随着身份提高,年岁增长,孙途慢慢也对一些修身养性的事情有了兴趣。只可惜他无论穿越前后都只是一介武夫,所以对舞文弄墨等事实在生疏,最后只能选择了两样事情陶冶情操,其一是钓鱼,其二就是这泡茶了。
临河钓鱼能让人抛开俗事,一心只专注于河面与钓竿之上,而这泡茶,则是可以通过一系列程序让心情得到极好的放松,为接下来做的某个大决定铺好道路。现在他身在涿州自不好随意外出钓鱼,所以就只能泡茶了。
这一整套沏茶的工具还都是被孙途从仓库系统里找出来的呢,倒是便于随身携带了,只是此时拿出来却有些过于醒目了,让董匡都看得眼神微变。不过他是个冷静理智到近乎冷漠之人,纵然觉着事情有些古怪,也并没有好奇发问,只是抱了下拳:“见过孙将军,从现在开始,此处安全就由在下一力承担。”
“好说,辛苦董将军了。”孙途笑着指了指身前的座位,示意他坐下说话,口中则道:“要说起来我可还要多谢董将军救我之恩呢,而且是一连两次。惭愧的是现在我也无以为报,只能以一杯清茶为谢了。”说着,提起茶壶,在小小的茶碗里为其满上了一汪绿茶,又做了个请的手势。
董匡倒也没有忸怩,当即坐了下去,端起茶碗也不怕烫,一口就把茶水倒入口中,然后一双眼睛则盯住了孙途双目,虽未说什么,但却已把心中疑问给传递了过去。
孙途也端起自己面前的茶碗,轻轻吹了几下,才将茶水吸入口中,这才慢悠悠道:“董将军可是觉着有些奇怪,我为何会点名让你前来护卫?”
“还望孙将军据实以告。”董匡的回答简捷有力,一如他之前发的那一枪。
“我想,要是我说只为了自身安危,董将军是肯定不会信了。”孙途又为双方满上了一杯茶水,但这一回对方却未再端茶,一双眼睛依旧一瞬不瞬地盯着他,意思已经很明白了,他就要个答案。
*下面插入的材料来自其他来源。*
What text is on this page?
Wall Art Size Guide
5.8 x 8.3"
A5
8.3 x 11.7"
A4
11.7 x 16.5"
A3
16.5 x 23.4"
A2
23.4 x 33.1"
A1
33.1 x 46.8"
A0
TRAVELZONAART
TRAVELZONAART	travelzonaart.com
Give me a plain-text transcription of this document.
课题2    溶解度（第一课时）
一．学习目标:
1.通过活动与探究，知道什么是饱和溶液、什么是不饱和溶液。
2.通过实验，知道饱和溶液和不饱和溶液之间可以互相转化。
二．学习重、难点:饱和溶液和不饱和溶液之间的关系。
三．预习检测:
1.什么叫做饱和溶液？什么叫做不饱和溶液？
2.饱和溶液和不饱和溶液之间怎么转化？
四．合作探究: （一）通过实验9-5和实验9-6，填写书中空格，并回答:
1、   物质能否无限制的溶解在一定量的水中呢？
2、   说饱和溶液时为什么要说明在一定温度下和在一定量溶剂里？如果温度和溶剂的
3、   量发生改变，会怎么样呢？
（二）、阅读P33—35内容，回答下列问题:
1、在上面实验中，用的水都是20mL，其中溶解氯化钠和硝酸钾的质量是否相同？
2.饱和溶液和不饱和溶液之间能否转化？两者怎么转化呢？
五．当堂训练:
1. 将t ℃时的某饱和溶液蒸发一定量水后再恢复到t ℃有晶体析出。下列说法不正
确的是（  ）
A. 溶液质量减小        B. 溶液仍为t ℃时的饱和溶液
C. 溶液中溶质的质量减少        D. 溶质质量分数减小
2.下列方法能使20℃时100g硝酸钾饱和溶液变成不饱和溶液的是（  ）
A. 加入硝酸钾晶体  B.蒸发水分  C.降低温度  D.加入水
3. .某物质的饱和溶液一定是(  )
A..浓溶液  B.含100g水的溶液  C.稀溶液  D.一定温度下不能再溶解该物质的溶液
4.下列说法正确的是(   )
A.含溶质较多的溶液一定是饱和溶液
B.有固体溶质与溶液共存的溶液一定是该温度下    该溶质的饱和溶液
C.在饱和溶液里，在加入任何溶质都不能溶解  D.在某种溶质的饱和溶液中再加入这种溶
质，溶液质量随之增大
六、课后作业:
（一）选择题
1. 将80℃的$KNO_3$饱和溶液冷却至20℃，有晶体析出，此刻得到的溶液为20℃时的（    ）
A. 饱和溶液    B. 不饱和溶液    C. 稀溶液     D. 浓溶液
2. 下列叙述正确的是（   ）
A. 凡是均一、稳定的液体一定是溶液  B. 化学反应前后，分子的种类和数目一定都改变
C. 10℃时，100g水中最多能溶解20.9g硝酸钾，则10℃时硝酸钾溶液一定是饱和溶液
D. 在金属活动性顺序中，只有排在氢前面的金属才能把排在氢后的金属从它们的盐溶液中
“既如此,我也只能实言相告了。董将军你救过我,我孙途是知恩图报的,自然也会想着救你一回,把你请到这儿,正是为此。”顿一下,他才与之对视道:“因为我相信涿州很快就有剧变,到时只有你我合作,才能保住自身,掌握局势!”
“哼,剧变?不就是你们三国势力想吞了我涿州吗?这与我之安危又有什么关系?”
“没有关系?我想以董将军之精明不会看不出涿州这看似平静的水面之下,早已暗流汹涌。而一旦潜流冲出,就必然是滔天巨浪,到时整座涿州都将不保,只靠区区几千人怕是难求自保啊。”
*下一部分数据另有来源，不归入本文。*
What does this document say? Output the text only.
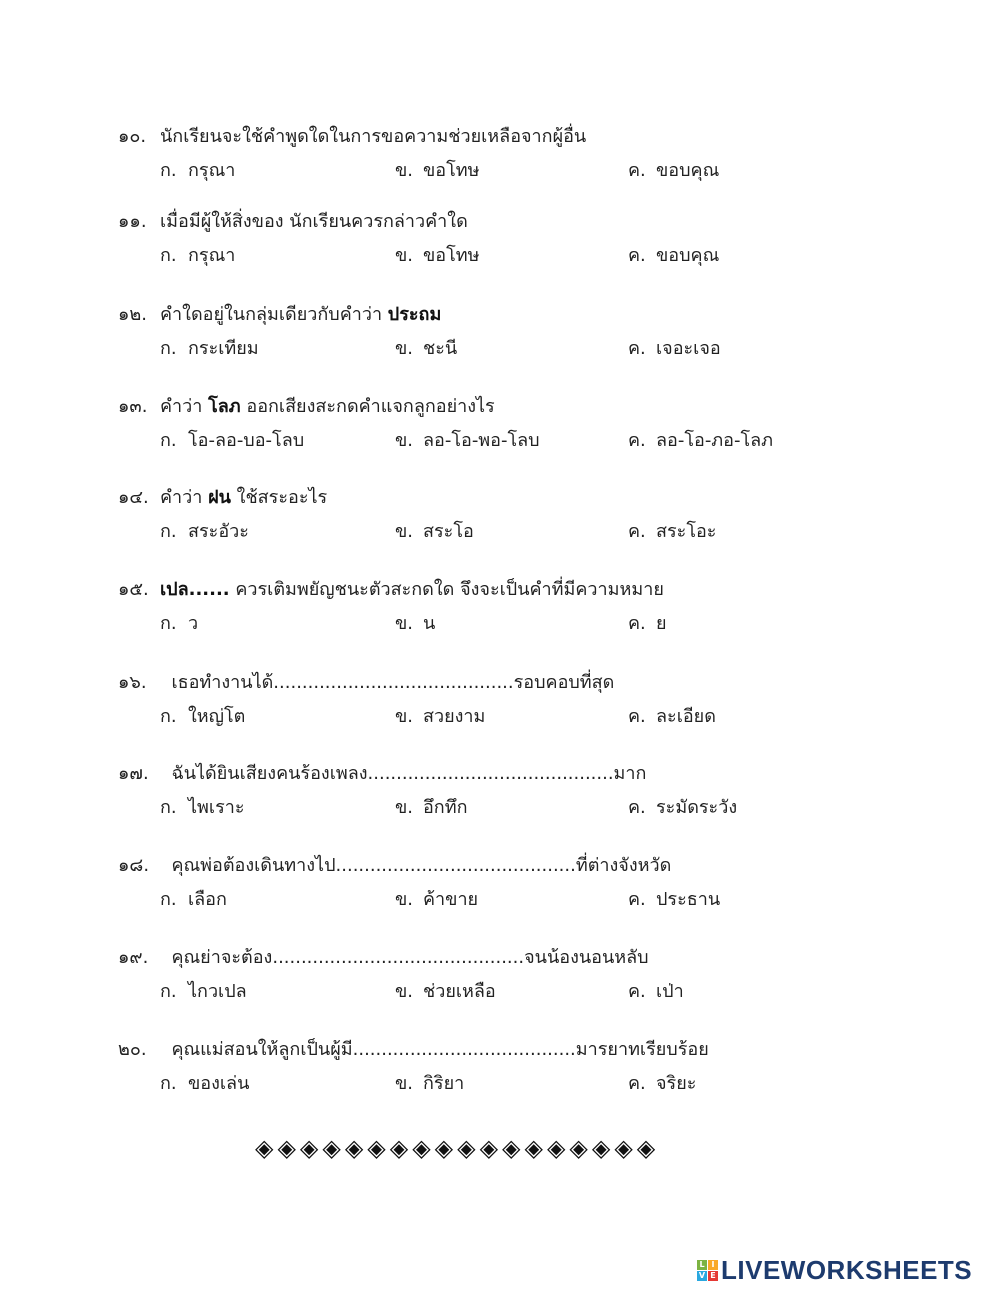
๑๐. นักเรียนจะใช้คำพูดใดในการขอความช่วยเหลือจากผู้อื่น
ก. กรุณา	ข. ขอโทษ	ค. ขอบคุณ
๑๑. เมื่อมีผู้ให้สิ่งของ นักเรียนควรกล่าวคำใด
ก. กรุณา	ข. ขอโทษ	ค. ขอบคุณ
๑๒. คำใดอยู่ในกลุ่มเดียวกับคำว่า ประถม
ก. กระเทียม	ข. ชะนี	ค. เจอะเจอ
๑๓. คำว่า โลภ ออกเสียงสะกดคำแจกลูกอย่างไร
ก. โอ-ลอ-บอ-โลบ	ข. ลอ-โอ-พอ-โลบ	ค. ลอ-โอ-ภอ-โลภ
๑๔. คำว่า ฝน ใช้สระอะไร
ก. สระอัวะ	ข. สระโอ	ค. สระโอะ
๑๕. เปล...... ควรเติมพยัญชนะตัวสะกดใด จึงจะเป็นคำที่มีความหมาย
ก. ว	ข. น	ค. ย
๑๖.  เธอทำงานได้..........................................รอบคอบที่สุด
ก. ใหญ่โต	ข. สวยงาม	ค. ละเอียด
๑๗.  ฉันได้ยินเสียงคนร้องเพลง...........................................มาก
ก. ไพเราะ	ข. อึกทึก	ค. ระมัดระวัง
๑๘.  คุณพ่อต้องเดินทางไป..........................................ที่ต่างจังหวัด
ก. เลือก	ข. ค้าขาย	ค. ประธาน
๑๙.  คุณย่าจะต้อง............................................จนน้องนอนหลับ
ก. ไกวเปล	ข. ช่วยเหลือ	ค. เป่า
๒๐.  คุณแม่สอนให้ลูกเป็นผู้มี.......................................มารยาทเรียบร้อย
ก. ของเล่น	ข. กิริยา	ค. จริยะ
◈◈◈◈◈◈◈◈◈◈◈◈◈◈◈◈◈◈
L I
V E LIVEWORKSHEETS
见对方脸色终于有了些变化,孙途又是嘿的一笑:“董将军,其实你也知道自己在此处境微妙,所以一直以来都刻意低调,不敢太过表现。但你却也要知道一个道理,有时候你的敌人不会因为你装得低调就放过你的,尤其是当变故陡生,他们自身难保,又对你早就生疑时……哪怕你与他表面相处融洽,甚至以父子相称!”
这最后一句话犹如重锤般轰击在了董匡心头,饶是他一贯沉稳,这时也已脸色急变:“你……”
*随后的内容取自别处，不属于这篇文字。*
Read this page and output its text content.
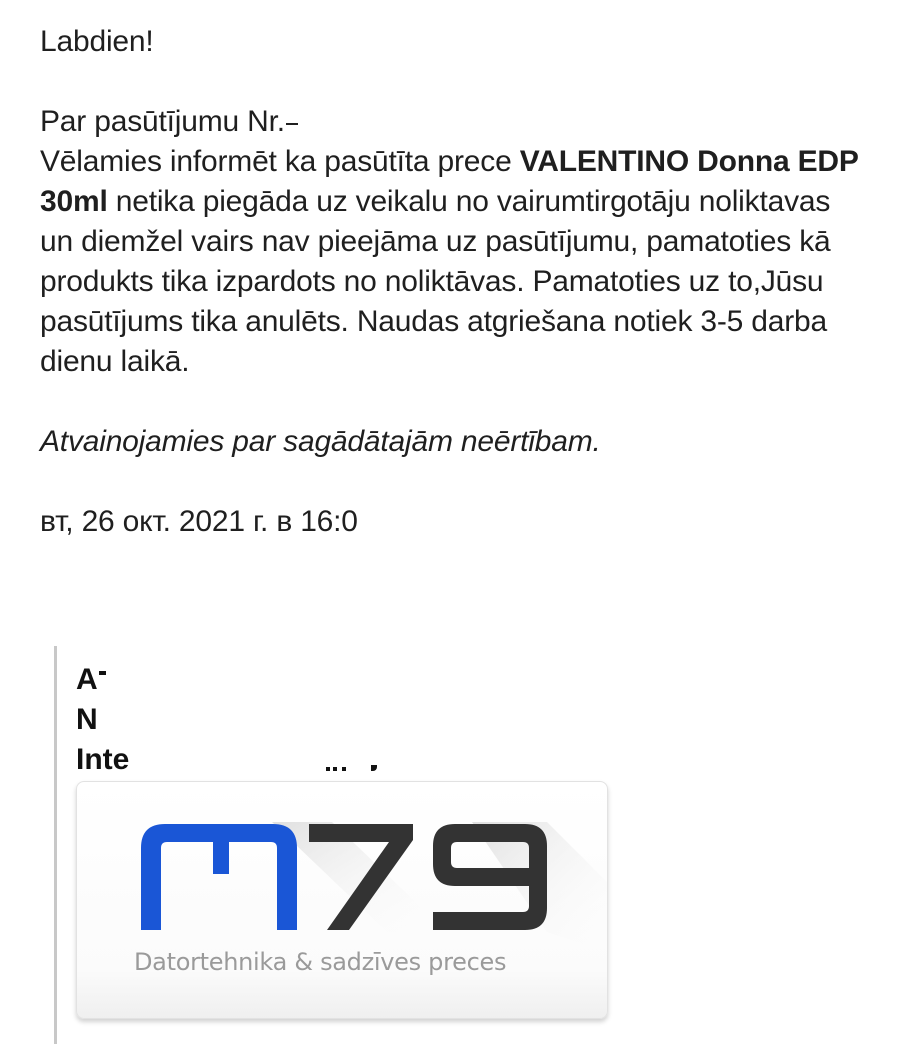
Labdien!

Par pasūtījumu Nr.

Vēlamies informēt ka pasūtīta prece VALENTINO Donna EDP 30ml netika piegāda uz veikalu no vairumtirgotāju noliktavas un diemžel vairs nav pieejāma uz pasūtījumu, pamatoties kā produkts tika izpardots no noliktāvas. Pamatoties uz to,Jūsu pasūtījums tika anulēts. Naudas atgriešana notiek 3-5 darba dienu laikā.

Atvainojamies par sagādātajām neērtībam.

вт, 26 окт. 2021 г. в 16:0
A
N
Inte
Datortehnika & sadzīves preces
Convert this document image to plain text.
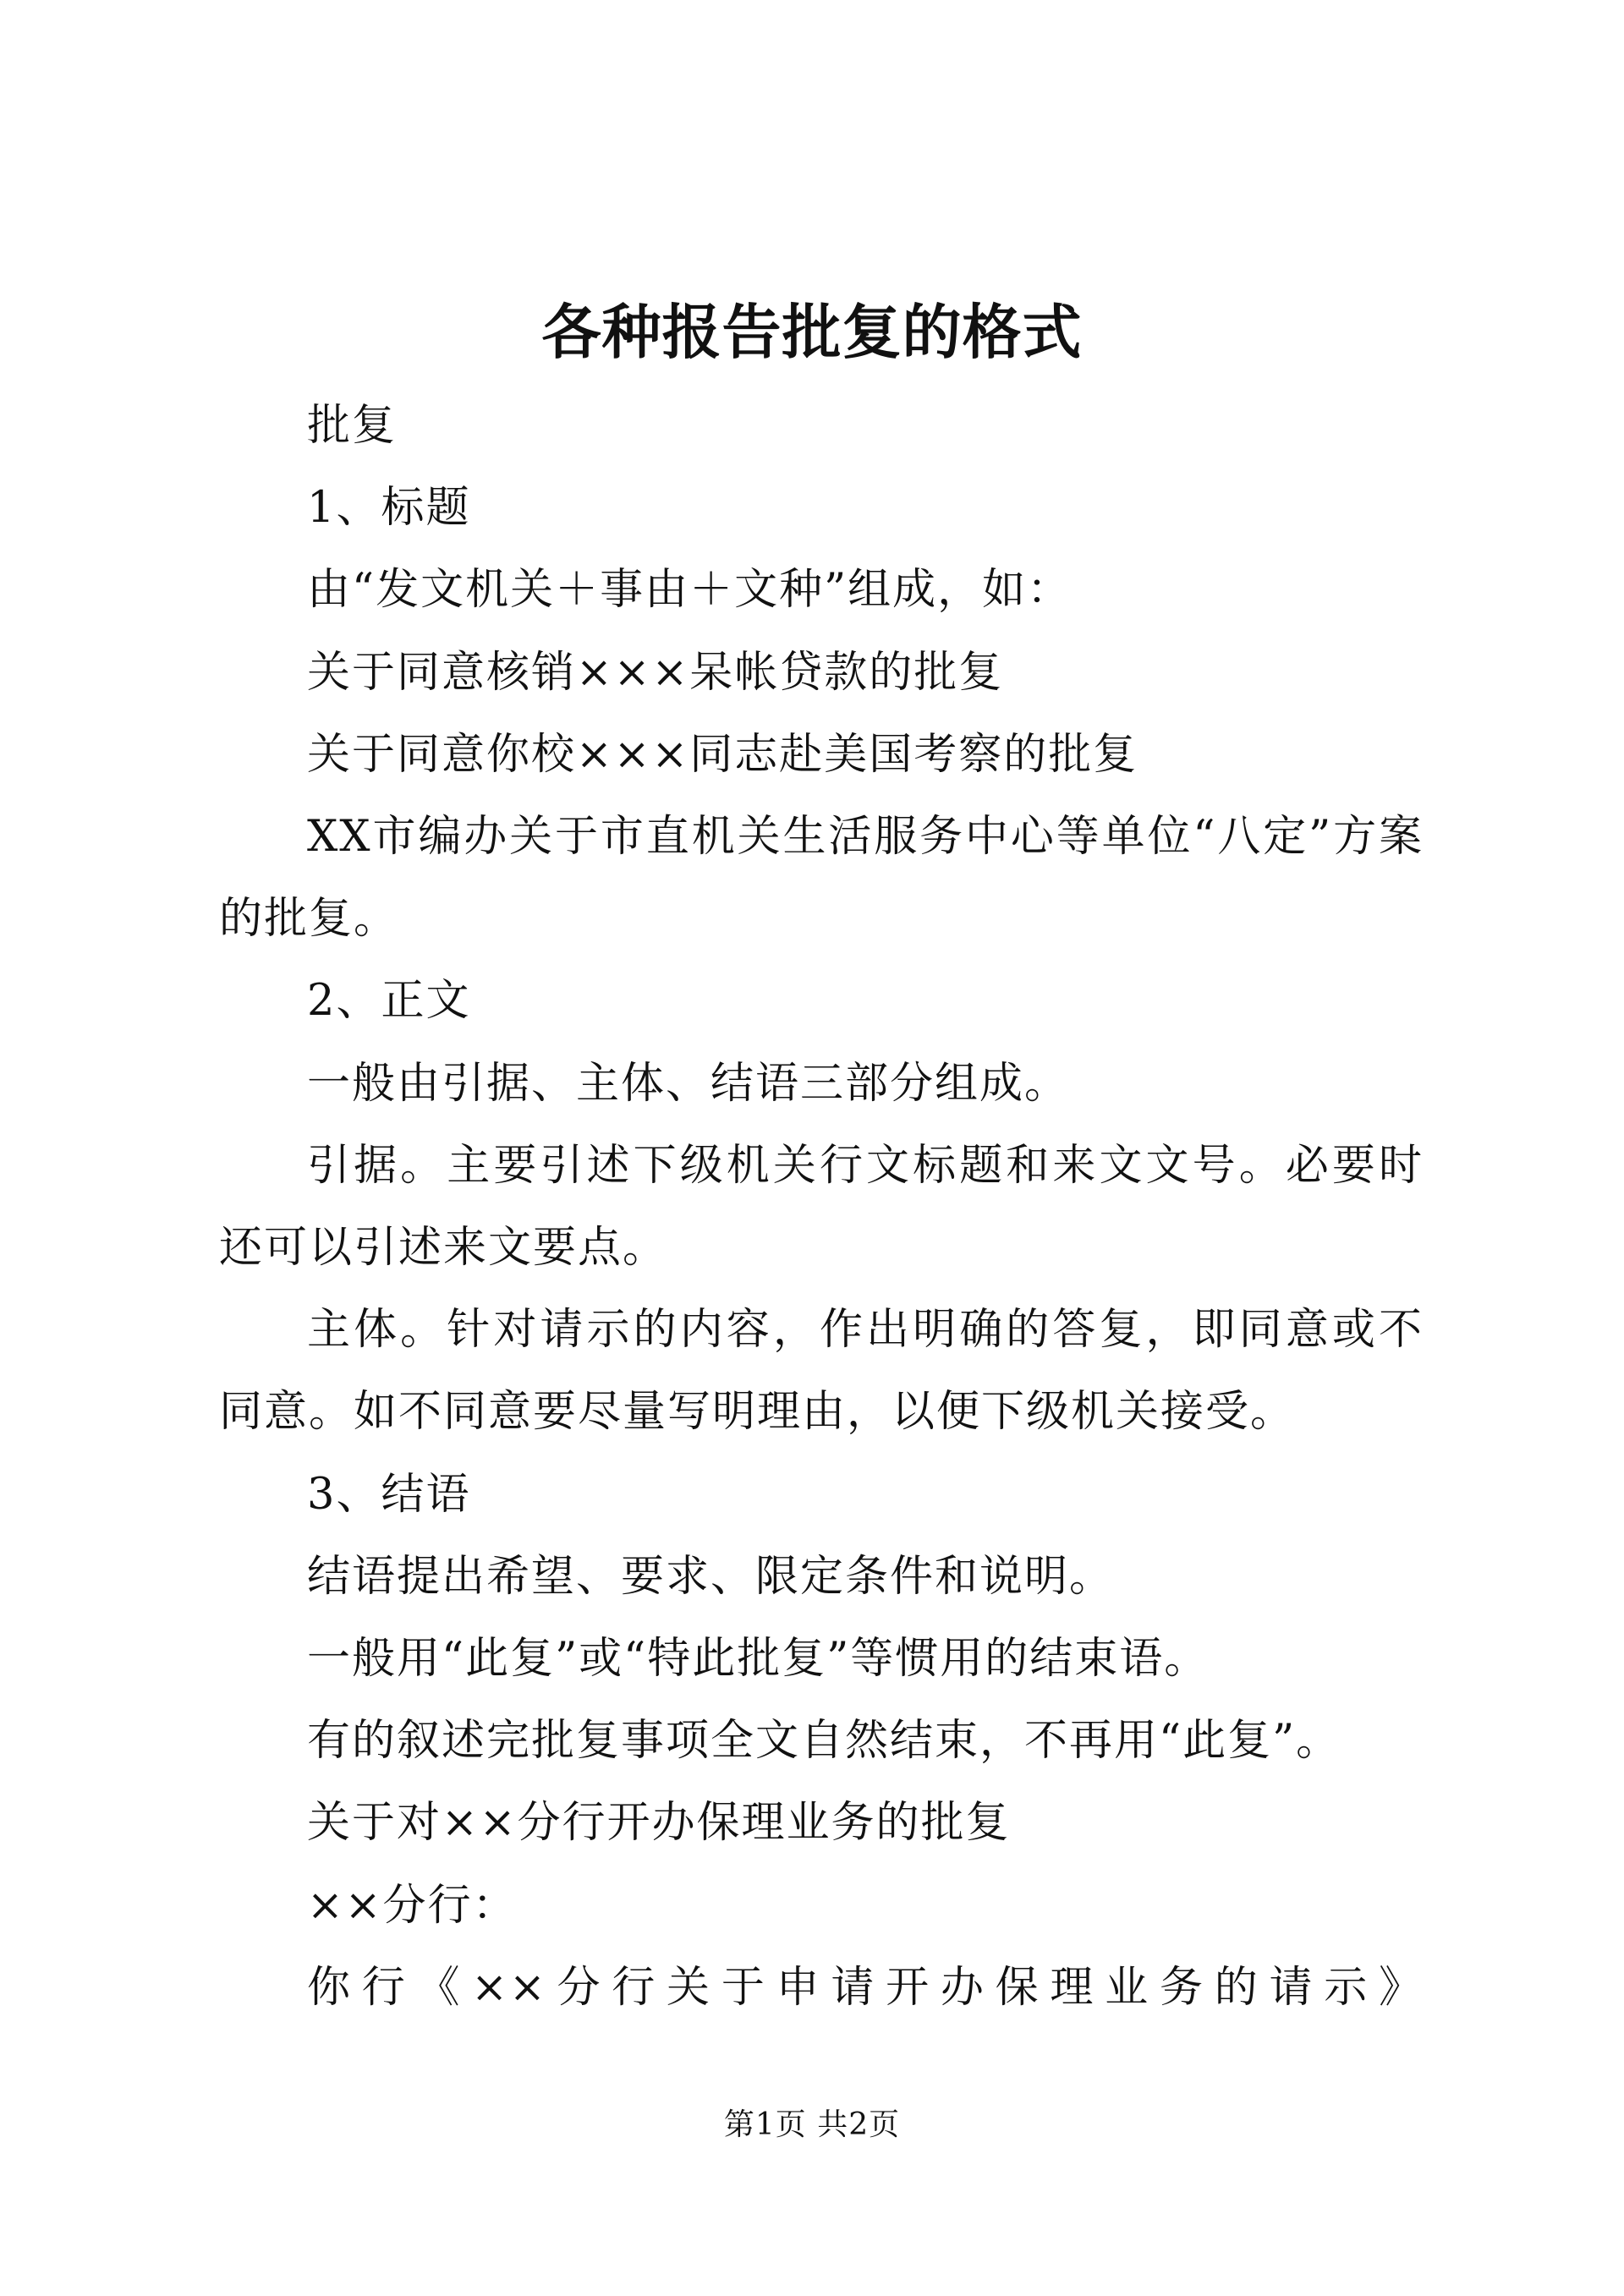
各种报告批复的格式

批复

1、标题

由“发文机关＋事由＋文种”组成，如：

关于同意核销×××呆帐贷款的批复

关于同意你校×××同志赴美国考察的批复

XX市编办关于市直机关生活服务中心等单位“八定”方案的批复。

2、正文

一般由引据、主体、结语三部分组成。

引据。主要引述下级机关行文标题和来文文号。必要时还可以引述来文要点。

主体。针对请示的内容，作出明确的答复，即同意或不同意。如不同意要尽量写明理由，以便下级机关接受。

3、结语

结语提出希望、要求、限定条件和说明。

一般用“此复”或“特此批复”等惯用的结束语。

有的叙述完批复事项全文自然结束，不再用“此复”。

关于对××分行开办保理业务的批复

××分行：

你行《××分行关于申请开办保理业务的请示》

第1页 共2页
“董公子不必急着否认,因为事实不是你能否认得了的,这一点你知我知,外头也有大把人心知肚明。说到底,这一切的根源只在你乃董小丑的儿子,而郭药师与你父亲间又有着许多内情。为了常胜军内部稳定,这几年来他只能留你在旁,还得装作一副极其重视信任的模样,但他心里到底是怎么想的,我想你应该比我更清楚。你为何一直都显得如此低调,甚至不是到了此地我都不知有你这么个人物,还不是在此?”
孙途的话如同一把锋利的快刀,一下下劈斩在董匡的保护膜上,很快就把这层伪装砍出了道道裂痕,让他的心情也变得越发紧张,甚至都忘了否认与辩驳了。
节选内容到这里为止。